La suspension est quelque peu modifiée, en bien et en mal. On a gardé une course longue et très douce, en mettant cependant des ressorts plus puissants dans la fourche avant pour compenser la poussée vers le bas exercée par le carénage. La suspension arrière est dotée de ressorts à tension variable, assurant ainsi un maximum de confort, quel que soit le poids transporté. A grande vitesse sur des routes en mauvais état, la R 100 RS se comporte admirablement : la direction reste précise, le confort appréciable. Par temps de pluie, les pneus Metzeler ont une bonne adhérence et ne lâchent pas inopinément.
C’est quapd elle est conduite plus posément que la R 100 RS montre ses inconvénients. Les joints de friction et les amortisseurs très durs de la fourche avant bloquent pratiquement la suspension avant sur les petits obstacles à angle droit comme les plaques d’égout ou les nids de poule. On ne perçoit aucune des grandes qualités de cette moto au cours d’une courte promenade en ville ; il faut la piloter vite et à la dure pour pouvoir les apprécier. Bien que joliment dessiné dans l’esprit du carénage, le siège d’une place et demie de la RS n’est guère utilisable pour un passager. Celui qui a été adopté pour les modèles 1978 est cependant plus confortable. Sous le siège, qui peut se verrouiller, se trouve un logement pour les petites pièces de rechange et la trousse à outils, et tout à fait sur l’avant, une trousse de première urgence. De plus, on trouve une chaîne de sécurité gainée dans le cadre lui même. La finition gris argent (ou or optionnellement) rehaussée de lignes bleues donne une allure superbe à la R 100 RS.
On n’a pas lésiné sur la qualité de la construction : le cadre est en tube ovale, et le système électrique est exceptionnellement puissant et sûr. Il comprend une lampe halogène scellée pour le phare, et fonctionne sur une batterie de 48 ampères ; le klaxon est un Fiamm double. On appréciera également beaucoup la commodité de l’entretien, en particulier pour le démontage rapide des roues et pour l’emplacement bien équilibré de la béquille.

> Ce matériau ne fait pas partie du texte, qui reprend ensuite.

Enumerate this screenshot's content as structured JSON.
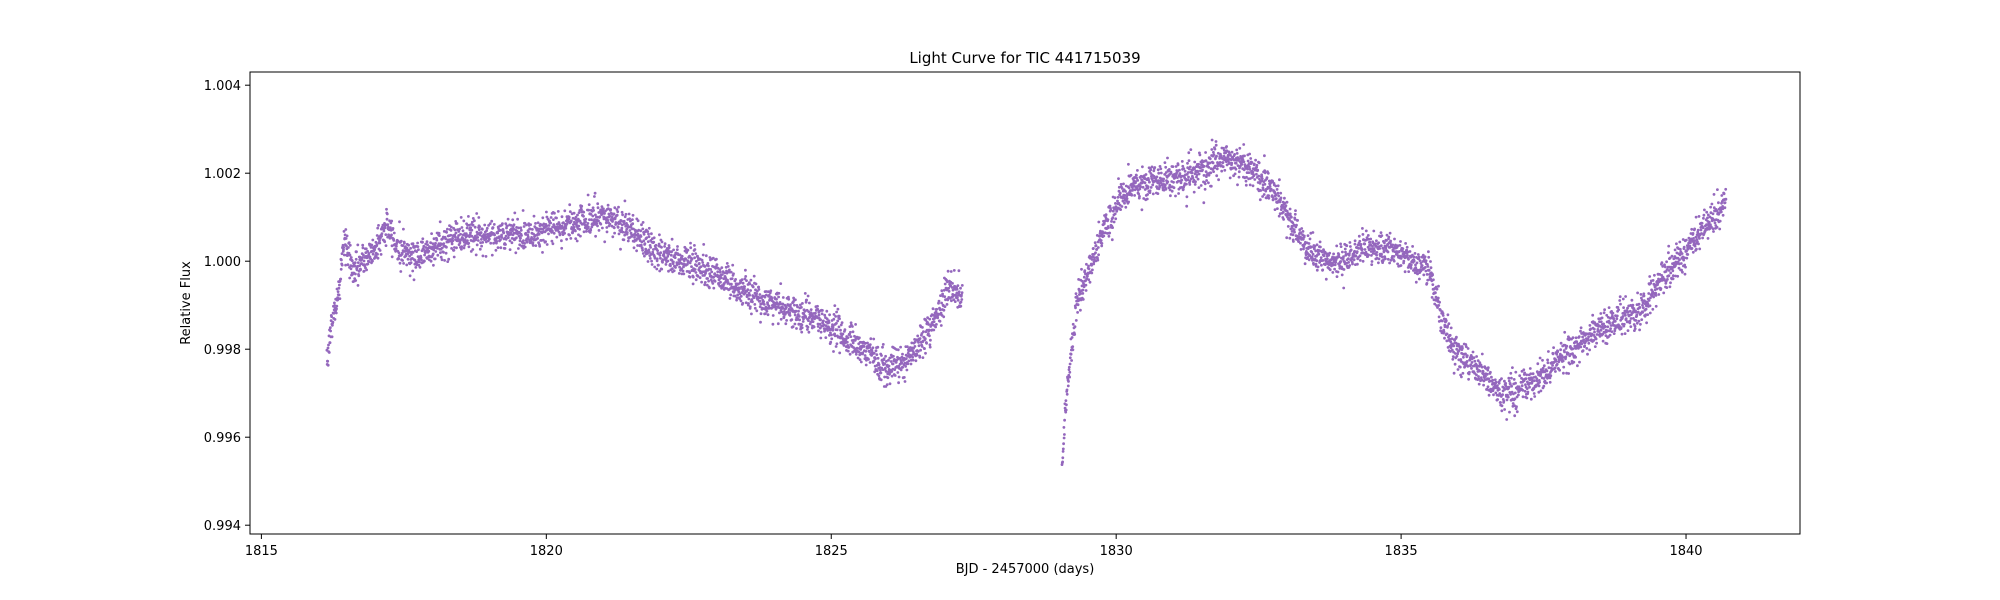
{
  "chart_data": {
    "type": "scatter",
    "title": "Light Curve for TIC 441715039",
    "xlabel": "BJD - 2457000 (days)",
    "ylabel": "Relative Flux",
    "xlim": [
      1814.8,
      1842.0
    ],
    "ylim": [
      0.9938,
      1.0043
    ],
    "xticks": [
      1815,
      1820,
      1825,
      1830,
      1835,
      1840
    ],
    "xtick_labels": [
      "1815",
      "1820",
      "1825",
      "1830",
      "1835",
      "1840"
    ],
    "yticks": [
      0.994,
      0.996,
      0.998,
      1.0,
      1.002,
      1.004
    ],
    "ytick_labels": [
      "0.994",
      "0.996",
      "0.998",
      "1.000",
      "1.002",
      "1.004"
    ],
    "grid": false,
    "legend": "none",
    "marker_color": "#9467bd",
    "series": [
      {
        "segments": [
          {
            "x": [
              1816.15,
              1816.25,
              1816.35,
              1816.45,
              1816.6,
              1816.8,
              1817.0,
              1817.2,
              1817.4,
              1817.7,
              1818.0,
              1818.5,
              1819.0,
              1819.5,
              1820.0,
              1820.5,
              1821.0,
              1821.3,
              1821.6,
              1822.0,
              1822.5,
              1823.0,
              1823.5,
              1824.0,
              1824.5,
              1825.0,
              1825.5,
              1825.8,
              1826.0,
              1826.3,
              1826.6,
              1826.9,
              1827.1,
              1827.3
            ],
            "y": [
              0.9978,
              0.9987,
              0.9992,
              1.0005,
              0.9998,
              1.0,
              1.0003,
              1.0008,
              1.0003,
              1.0001,
              1.0003,
              1.0006,
              1.0006,
              1.0006,
              1.0007,
              1.0009,
              1.001,
              1.0009,
              1.0006,
              1.0001,
              1.0,
              0.9997,
              0.9993,
              0.999,
              0.9988,
              0.9985,
              0.998,
              0.9978,
              0.9976,
              0.9977,
              0.9982,
              0.9989,
              0.9995,
              0.9992
            ]
          },
          {
            "x": [
              1829.05,
              1829.1,
              1829.2,
              1829.3,
              1829.5,
              1829.7,
              1829.9,
              1830.1,
              1830.3,
              1830.6,
              1831.0,
              1831.5,
              1832.0,
              1832.4,
              1832.8,
              1833.1,
              1833.4,
              1833.7,
              1834.0,
              1834.3,
              1834.6,
              1834.9,
              1835.2,
              1835.5,
              1835.7,
              1835.9,
              1836.2,
              1836.5,
              1836.8,
              1837.1,
              1837.5,
              1838.0,
              1838.5,
              1839.0,
              1839.3,
              1839.6,
              1840.0,
              1840.3,
              1840.6,
              1840.7
            ],
            "y": [
              0.9951,
              0.9965,
              0.9978,
              0.999,
              0.9997,
              1.0005,
              1.001,
              1.0014,
              1.0017,
              1.0018,
              1.0019,
              1.0021,
              1.0023,
              1.0021,
              1.0015,
              1.0008,
              1.0002,
              1.0,
              1.0,
              1.0003,
              1.0003,
              1.0002,
              1.0,
              0.9998,
              0.9987,
              0.998,
              0.9977,
              0.9973,
              0.997,
              0.9971,
              0.9974,
              0.998,
              0.9985,
              0.9988,
              0.999,
              0.9996,
              1.0002,
              1.0008,
              1.0012,
              1.0015
            ]
          }
        ]
      }
    ]
  }
}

Les roues et les freins sont de la plus haute qualité. Sur les modèles 1978, les freins à tambour sont remplacés à l’arrière par un frein à disque perforé semblable à ceux qui équipent la roue avant. Les trois disques ont une action très progressive, et fonctionnent mieux que la plupart des autres par temps de pluie. Les roues, faites en Italie, sont dans un alliage moulé d’une seule pièce, comme sur les prototypes que l’on a pu voir en 1977. Tels sont les détails qui font sensiblement remonter le prix de vente, mais qui font de la R 100 RS une machine exceptionnelle.

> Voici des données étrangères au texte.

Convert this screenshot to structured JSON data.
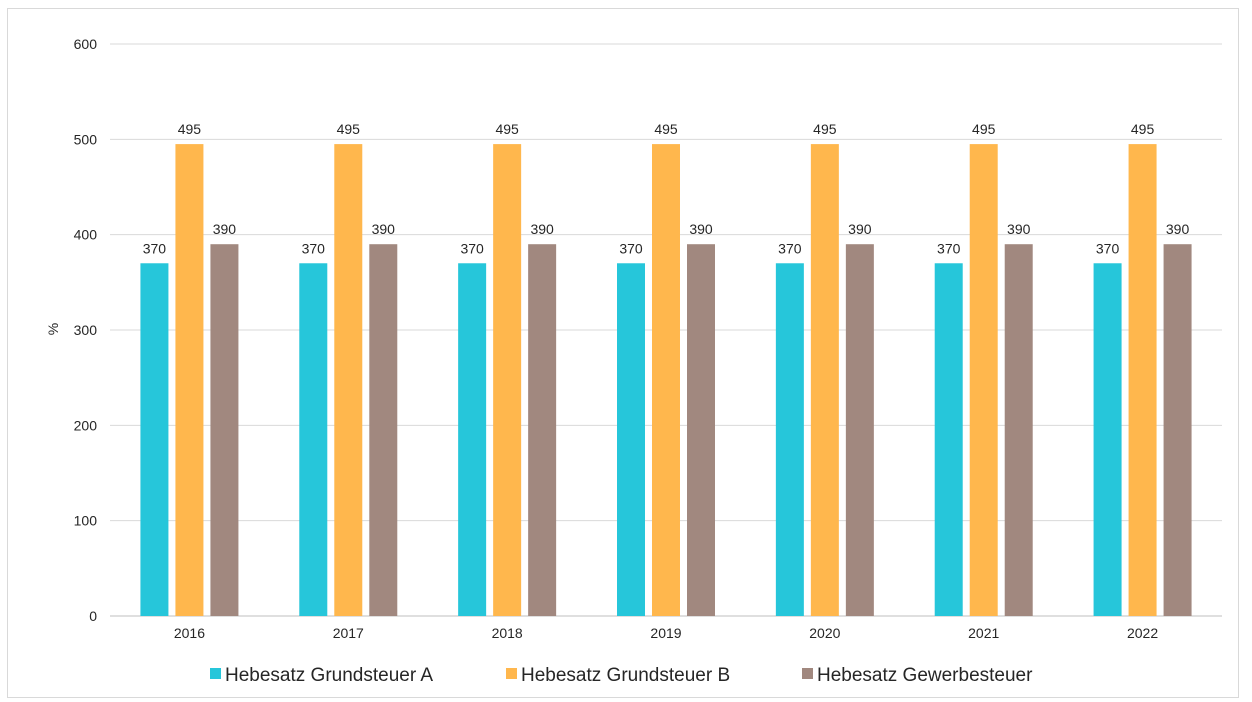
{
  "chart_data": {
    "type": "bar",
    "title": "",
    "xlabel": "",
    "ylabel": "%",
    "ylim": [
      0,
      600
    ],
    "yticks": [
      0,
      100,
      200,
      300,
      400,
      500,
      600
    ],
    "grid": true,
    "legend_position": "bottom",
    "categories": [
      "2016",
      "2017",
      "2018",
      "2019",
      "2020",
      "2021",
      "2022"
    ],
    "series": [
      {
        "name": "Hebesatz Grundsteuer A",
        "color": "#26c6da",
        "values": [
          370,
          370,
          370,
          370,
          370,
          370,
          370
        ]
      },
      {
        "name": "Hebesatz Grundsteuer B",
        "color": "#ffb74d",
        "values": [
          495,
          495,
          495,
          495,
          495,
          495,
          495
        ]
      },
      {
        "name": "Hebesatz Gewerbesteuer",
        "color": "#a1887f",
        "values": [
          390,
          390,
          390,
          390,
          390,
          390,
          390
        ]
      }
    ]
  }
}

Honda, Guzzi et Yamaha offrant aussi des modèles à transmission par cardan de grand tourisme de 1000 cc, il n’y a que l’embarras du choix pour l’amateur fortuné. Mais seul BMW a su créer une machine réellement différente, faite pour les grandes vitesses, et ayant une inimitable originalité.
Rien n’égale les sensations que procure le pilotage de nuit à ’grande vitesse de la R 100 RS, sur une autoroute, alors que les instruments de contrôle luisent doucement derrière le confort du pare brise ; sur l’horloge à quartz du tableau de bord, le temps semble ralentir, alors que les kilomètres filent à toute vitesse.